4

I want to extract specific fasta sequences from a big fasta file using the following script, but the output is empty.

The transcripts.txt file contains the list transcripts IDs that I want to export (both the IDs and the sequences) from assembly.fasta to selected_transcripts.fasta. For example:

  1. transcripts.txt:
    Transcript_00004|5601
    Transcript_00005|5352
  2. assembly.fasta:
    >Transcript_00004|5601
    GATCTGGCGCTGAGCTGGGTGCTGATCGACCCGGCGTCCGGCCGCTCCGTGAACGCCTCGAGTCGGCGCCCGGTGTGCGTTGACCGGAGATCGCGATCTGGGGAGACCGTCGTGCGGTT
    >Transcript_00004|5360
    CGATCTGGCGCTGAGCTGGGTGCTGATCGACCCGGCGTCCGGCCGCTCCGTGAACGCCTCGAGTCGGCGCCCGGTGTGCGTTGACCGGAGATCGCGATCTGGGGAGACCGTCGTGCGGTT
    

The IDs are preceded by the > symbol: >Transcripts_00004|5601.
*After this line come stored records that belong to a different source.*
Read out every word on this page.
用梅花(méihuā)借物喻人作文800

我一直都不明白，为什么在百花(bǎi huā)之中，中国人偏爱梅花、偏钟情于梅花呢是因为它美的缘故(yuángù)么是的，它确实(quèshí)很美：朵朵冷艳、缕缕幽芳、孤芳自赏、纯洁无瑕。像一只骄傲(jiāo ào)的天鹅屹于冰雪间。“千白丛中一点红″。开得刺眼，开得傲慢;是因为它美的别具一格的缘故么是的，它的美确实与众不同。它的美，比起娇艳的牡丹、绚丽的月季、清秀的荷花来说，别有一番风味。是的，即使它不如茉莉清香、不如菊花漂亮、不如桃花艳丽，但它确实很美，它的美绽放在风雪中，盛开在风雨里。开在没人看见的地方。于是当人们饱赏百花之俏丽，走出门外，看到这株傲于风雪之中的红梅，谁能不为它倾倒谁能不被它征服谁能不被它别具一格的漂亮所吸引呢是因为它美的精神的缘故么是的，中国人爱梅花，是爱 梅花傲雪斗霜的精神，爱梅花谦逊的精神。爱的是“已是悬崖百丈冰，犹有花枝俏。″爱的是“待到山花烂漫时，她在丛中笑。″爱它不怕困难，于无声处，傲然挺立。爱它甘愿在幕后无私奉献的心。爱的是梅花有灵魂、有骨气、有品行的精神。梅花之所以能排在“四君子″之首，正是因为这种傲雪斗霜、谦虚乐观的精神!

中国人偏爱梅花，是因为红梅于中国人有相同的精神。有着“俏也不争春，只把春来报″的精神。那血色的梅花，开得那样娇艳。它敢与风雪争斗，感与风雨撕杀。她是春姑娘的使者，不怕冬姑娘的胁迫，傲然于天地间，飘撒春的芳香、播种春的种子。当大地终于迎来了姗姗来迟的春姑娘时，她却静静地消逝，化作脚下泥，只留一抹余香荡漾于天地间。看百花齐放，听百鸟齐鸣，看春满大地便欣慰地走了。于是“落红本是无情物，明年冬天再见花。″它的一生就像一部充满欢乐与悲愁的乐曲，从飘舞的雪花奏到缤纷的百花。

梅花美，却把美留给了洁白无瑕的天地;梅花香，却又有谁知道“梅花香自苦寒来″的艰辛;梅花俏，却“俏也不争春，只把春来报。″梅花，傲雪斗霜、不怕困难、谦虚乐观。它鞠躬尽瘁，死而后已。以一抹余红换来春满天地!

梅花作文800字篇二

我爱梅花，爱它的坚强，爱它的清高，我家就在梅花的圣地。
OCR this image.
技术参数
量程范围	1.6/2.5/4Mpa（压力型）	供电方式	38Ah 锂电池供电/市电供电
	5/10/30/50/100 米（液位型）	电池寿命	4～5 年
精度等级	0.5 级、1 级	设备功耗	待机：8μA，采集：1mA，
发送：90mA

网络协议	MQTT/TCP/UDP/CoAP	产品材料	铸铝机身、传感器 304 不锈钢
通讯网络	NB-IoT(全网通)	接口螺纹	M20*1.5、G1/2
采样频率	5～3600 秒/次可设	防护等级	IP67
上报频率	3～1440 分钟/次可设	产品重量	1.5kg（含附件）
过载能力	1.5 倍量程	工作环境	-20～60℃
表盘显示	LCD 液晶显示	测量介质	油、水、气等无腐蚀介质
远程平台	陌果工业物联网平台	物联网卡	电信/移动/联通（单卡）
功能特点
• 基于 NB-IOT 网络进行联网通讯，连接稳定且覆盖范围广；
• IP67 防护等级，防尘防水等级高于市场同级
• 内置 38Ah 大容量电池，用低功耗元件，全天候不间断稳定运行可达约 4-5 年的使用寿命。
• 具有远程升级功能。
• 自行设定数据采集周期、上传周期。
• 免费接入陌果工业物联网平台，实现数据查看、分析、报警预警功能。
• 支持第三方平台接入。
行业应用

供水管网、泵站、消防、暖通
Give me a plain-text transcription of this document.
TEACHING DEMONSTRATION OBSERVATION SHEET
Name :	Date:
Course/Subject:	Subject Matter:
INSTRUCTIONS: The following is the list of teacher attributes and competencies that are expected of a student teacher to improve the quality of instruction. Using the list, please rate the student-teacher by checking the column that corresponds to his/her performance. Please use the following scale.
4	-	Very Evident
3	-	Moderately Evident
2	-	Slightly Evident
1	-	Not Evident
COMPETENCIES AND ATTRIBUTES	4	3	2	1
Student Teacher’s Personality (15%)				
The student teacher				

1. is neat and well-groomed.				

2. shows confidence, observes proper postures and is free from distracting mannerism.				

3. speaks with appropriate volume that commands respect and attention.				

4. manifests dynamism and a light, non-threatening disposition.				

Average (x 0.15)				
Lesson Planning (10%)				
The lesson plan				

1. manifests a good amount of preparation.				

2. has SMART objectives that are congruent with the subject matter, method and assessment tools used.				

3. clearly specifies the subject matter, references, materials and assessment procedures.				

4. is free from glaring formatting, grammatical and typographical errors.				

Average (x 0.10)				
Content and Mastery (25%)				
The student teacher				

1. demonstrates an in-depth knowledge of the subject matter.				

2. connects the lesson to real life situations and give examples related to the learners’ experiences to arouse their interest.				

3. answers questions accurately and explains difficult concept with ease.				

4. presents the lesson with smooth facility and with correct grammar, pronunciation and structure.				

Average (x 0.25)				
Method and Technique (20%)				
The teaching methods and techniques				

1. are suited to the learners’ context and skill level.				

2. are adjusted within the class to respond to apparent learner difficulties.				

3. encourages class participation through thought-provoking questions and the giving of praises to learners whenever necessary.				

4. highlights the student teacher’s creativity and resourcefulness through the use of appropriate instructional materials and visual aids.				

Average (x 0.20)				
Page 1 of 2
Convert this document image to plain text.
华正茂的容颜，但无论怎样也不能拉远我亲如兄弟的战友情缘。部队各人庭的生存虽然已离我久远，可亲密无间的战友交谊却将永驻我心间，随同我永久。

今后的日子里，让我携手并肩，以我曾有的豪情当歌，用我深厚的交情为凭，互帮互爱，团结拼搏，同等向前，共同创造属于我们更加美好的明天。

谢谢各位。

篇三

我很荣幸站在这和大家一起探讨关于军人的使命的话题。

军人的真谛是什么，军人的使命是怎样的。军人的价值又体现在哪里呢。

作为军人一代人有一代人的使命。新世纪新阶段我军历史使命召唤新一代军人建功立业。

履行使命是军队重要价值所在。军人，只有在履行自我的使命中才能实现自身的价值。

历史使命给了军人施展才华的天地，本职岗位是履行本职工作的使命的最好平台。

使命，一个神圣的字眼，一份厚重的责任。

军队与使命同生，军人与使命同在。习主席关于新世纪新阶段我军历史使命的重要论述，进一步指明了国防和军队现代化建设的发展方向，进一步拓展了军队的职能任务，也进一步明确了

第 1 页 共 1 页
I have to read the assembly.fasta file, if the transcript ID in assembly.fasta is the same of that write in transcripts.txt, I have to write this transcript ID and its sequence in selected_transcripts.fasta. So, in the example above, I have to write only the first transcript.

Any suggestions? Thanks.

from Bio import SeqIO

my_list = [line.split(',') for line in open("/home/universita/transcripts.txt")]

fin = open('/home/universita/assembly.fasta', 'r')
fout = open('/home/universita/selected_transcripts.fasta', 'w')

for record in SeqIO.parse(fin,'fasta'):
    for item in my_list:
        if item == record.id:
            fout.write(">" + record.id + "\n")
            fout.write(record.seq + "\n")

fin.close()
fout.close()
Markus
  • 385
  • 2
  • 10
Chiara E
  • 107
  • 2
  • 8

1 Answers1

1

Based on your examples there a couple of small problems which may explain why you don't get anything. Your transcripts.txt has multiple entries in one line, therefore my_list will have all the items of the first_line in my_line[0], in your loop you iterate through my_list by lines, so your first item will be

['Transcript_00004|5601', 'Transcript_00005|5352']

Also if assembly.fasta has no > in the header line you won't get back any records with IDs and sequences. The following code should take care of those problems, assuming you added > to the headers and the split function is now using space and not colon.

from Bio import SeqIO

my_list = []
with open("transcripts.txt") as transcripts:
    for line in transcripts:
        my_list.extend(line.split(' '))

fin = open('assembly.fasta', 'r')
fout = open('selected_transcripts.fasta', 'w')

for record in SeqIO.parse(fin,'fasta'):
    for item in my_list:
        if item.strip() == record.id:
            fout.write(">" + record.id + "\n")
            fout.write(record.seq + "\n")


fin.close()
fout.close()

Reading of transcript was changed so that all IDs are appended to my_list separately. Also each item is stripped of white space in order to avoid having line breaks in the string when it is compared to the record.id.

Maximilian Peters
  • 30,348
  • 12
  • 86
  • 99